Accuracy of radiologists and radiology residents in detection of paediatric appendicular fractures with and without artificial intelligence

[ad_1]

Methods

Randomised paediatric patients between the ages of 2 and 15 years who presented to the Children’s emergency at our tertiary general hospital from November 2022 to February 2023 and had limb or pelvic radiographs taken were included in the study. The data were retrospectively collected (figure 1). Based on a local population trends paper, our tertiary hospital services a good distribution of the Singapore population comprising one of the neighbourhoods with the highest proportion of children below the age of 5.7 No patient history or study indication was obtained as part of institutional review board (IRB) waiver guidelines.

Study design. AI, artificial intelligence.

The radiographs included in this study are from the appendicular skeleton (pelvis and limbs) which the AI solution, RBfracture (Radiobotics, Denmark), is certified to analyse and excluded radiographs of the axial skeleton (spine, rib and craniofacial fractures). The radiographs were obtained from the emergency department of a tertiary general hospital which has a children’s emergency run by a team of doctors, including a senior paediatrician.

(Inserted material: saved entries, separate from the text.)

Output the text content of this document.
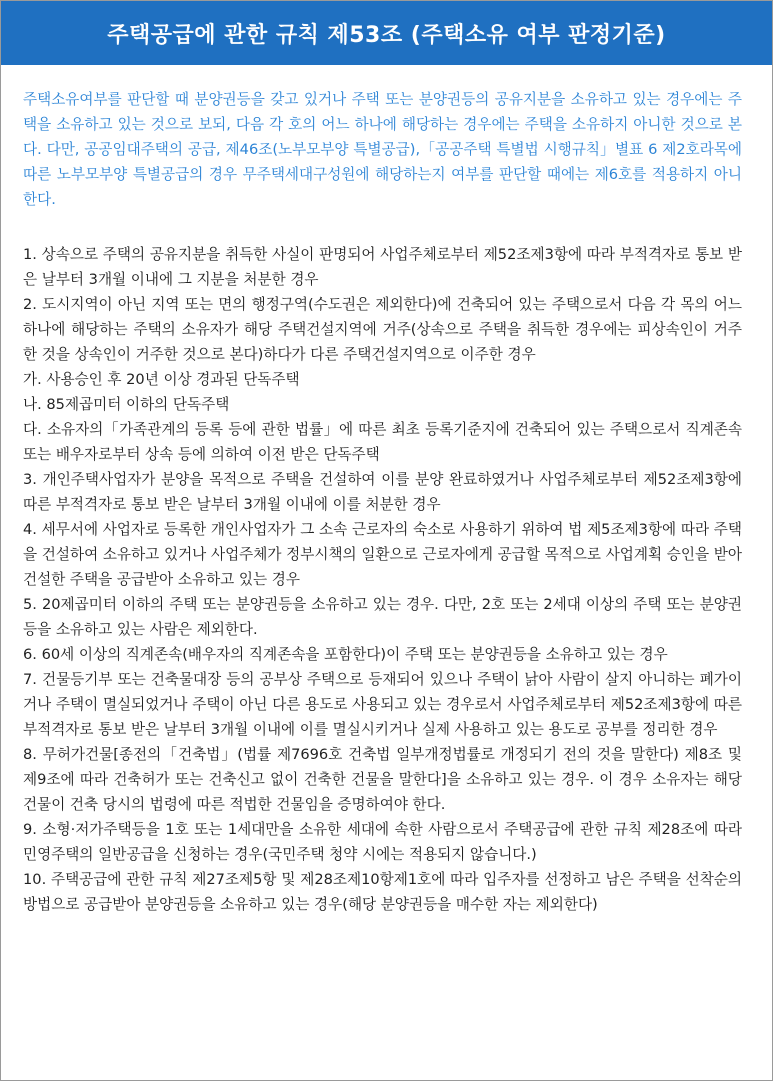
주택공급에 관한 규칙 제53조 (주택소유 여부 판정기준)

주택소유여부를 판단할 때 분양권등을 갖고 있거나 주택 또는 분양권등의 공유지분을 소유하고 있는 경우에는 주택을 소유하고 있는 것으로 보되, 다음 각 호의 어느 하나에 해당하는 경우에는 주택을 소유하지 아니한 것으로 본다. 다만, 공공임대주택의 공급, 제46조(노부모부양 특별공급),「공공주택 특별법 시행규칙」별표 6 제2호라목에 따른 노부모부양 특별공급의 경우 무주택세대구성원에 해당하는지 여부를 판단할 때에는 제6호를 적용하지 아니한다.

1. 상속으로 주택의 공유지분을 취득한 사실이 판명되어 사업주체로부터 제52조제3항에 따라 부적격자로 통보 받은 날부터 3개월 이내에 그 지분을 처분한 경우
2. 도시지역이 아닌 지역 또는 면의 행정구역(수도권은 제외한다)에 건축되어 있는 주택으로서 다음 각 목의 어느 하나에 해당하는 주택의 소유자가 해당 주택건설지역에 거주(상속으로 주택을 취득한 경우에는 피상속인이 거주한 것을 상속인이 거주한 것으로 본다)하다가 다른 주택건설지역으로 이주한 경우
가. 사용승인 후 20년 이상 경과된 단독주택
나. 85제곱미터 이하의 단독주택
다. 소유자의「가족관계의 등록 등에 관한 법률」에 따른 최초 등록기준지에 건축되어 있는 주택으로서 직계존속 또는 배우자로부터 상속 등에 의하여 이전 받은 단독주택
3. 개인주택사업자가 분양을 목적으로 주택을 건설하여 이를 분양 완료하였거나 사업주체로부터 제52조제3항에 따른 부적격자로 통보 받은 날부터 3개월 이내에 이를 처분한 경우
4. 세무서에 사업자로 등록한 개인사업자가 그 소속 근로자의 숙소로 사용하기 위하여 법 제5조제3항에 따라 주택을 건설하여 소유하고 있거나 사업주체가 정부시책의 일환으로 근로자에게 공급할 목적으로 사업계획 승인을 받아 건설한 주택을 공급받아 소유하고 있는 경우
5. 20제곱미터 이하의 주택 또는 분양권등을 소유하고 있는 경우. 다만, 2호 또는 2세대 이상의 주택 또는 분양권등을 소유하고 있는 사람은 제외한다.
6. 60세 이상의 직계존속(배우자의 직계존속을 포함한다)이 주택 또는 분양권등을 소유하고 있는 경우
7. 건물등기부 또는 건축물대장 등의 공부상 주택으로 등재되어 있으나 주택이 낡아 사람이 살지 아니하는 폐가이거나 주택이 멸실되었거나 주택이 아닌 다른 용도로 사용되고 있는 경우로서 사업주체로부터 제52조제3항에 따른 부적격자로 통보 받은 날부터 3개월 이내에 이를 멸실시키거나 실제 사용하고 있는 용도로 공부를 정리한 경우
8. 무허가건물[종전의「건축법」(법률 제7696호 건축법 일부개정법률로 개정되기 전의 것을 말한다) 제8조 및 제9조에 따라 건축허가 또는 건축신고 없이 건축한 건물을 말한다]을 소유하고 있는 경우. 이 경우 소유자는 해당 건물이 건축 당시의 법령에 따른 적법한 건물임을 증명하여야 한다.
9. 소형·저가주택등을 1호 또는 1세대만을 소유한 세대에 속한 사람으로서 주택공급에 관한 규칙 제28조에 따라 민영주택의 일반공급을 신청하는 경우(국민주택 청약 시에는 적용되지 않습니다.)
10. 주택공급에 관한 규칙 제27조제5항 및 제28조제10항제1호에 따라 입주자를 선정하고 남은 주택을 선착순의 방법으로 공급받아 분양권등을 소유하고 있는 경우(해당 분양권등을 매수한 자는 제외한다)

Radiographs of both orthogonal views of the pelvis or limb, if available, were extracted from the picture archiving and communication system (PACS) system. The images were extracted in an anonymised Digital Imaging and Communications in Medicine (DICOM) format, which is the international standard to transmit, store, retrieve, print, process and display medical imaging information, allowing for ‘lossless’ file decompression and transmission and stored locally on an on-site desktop-based server, on which both AI solution processing and DICOM image viewing was performed.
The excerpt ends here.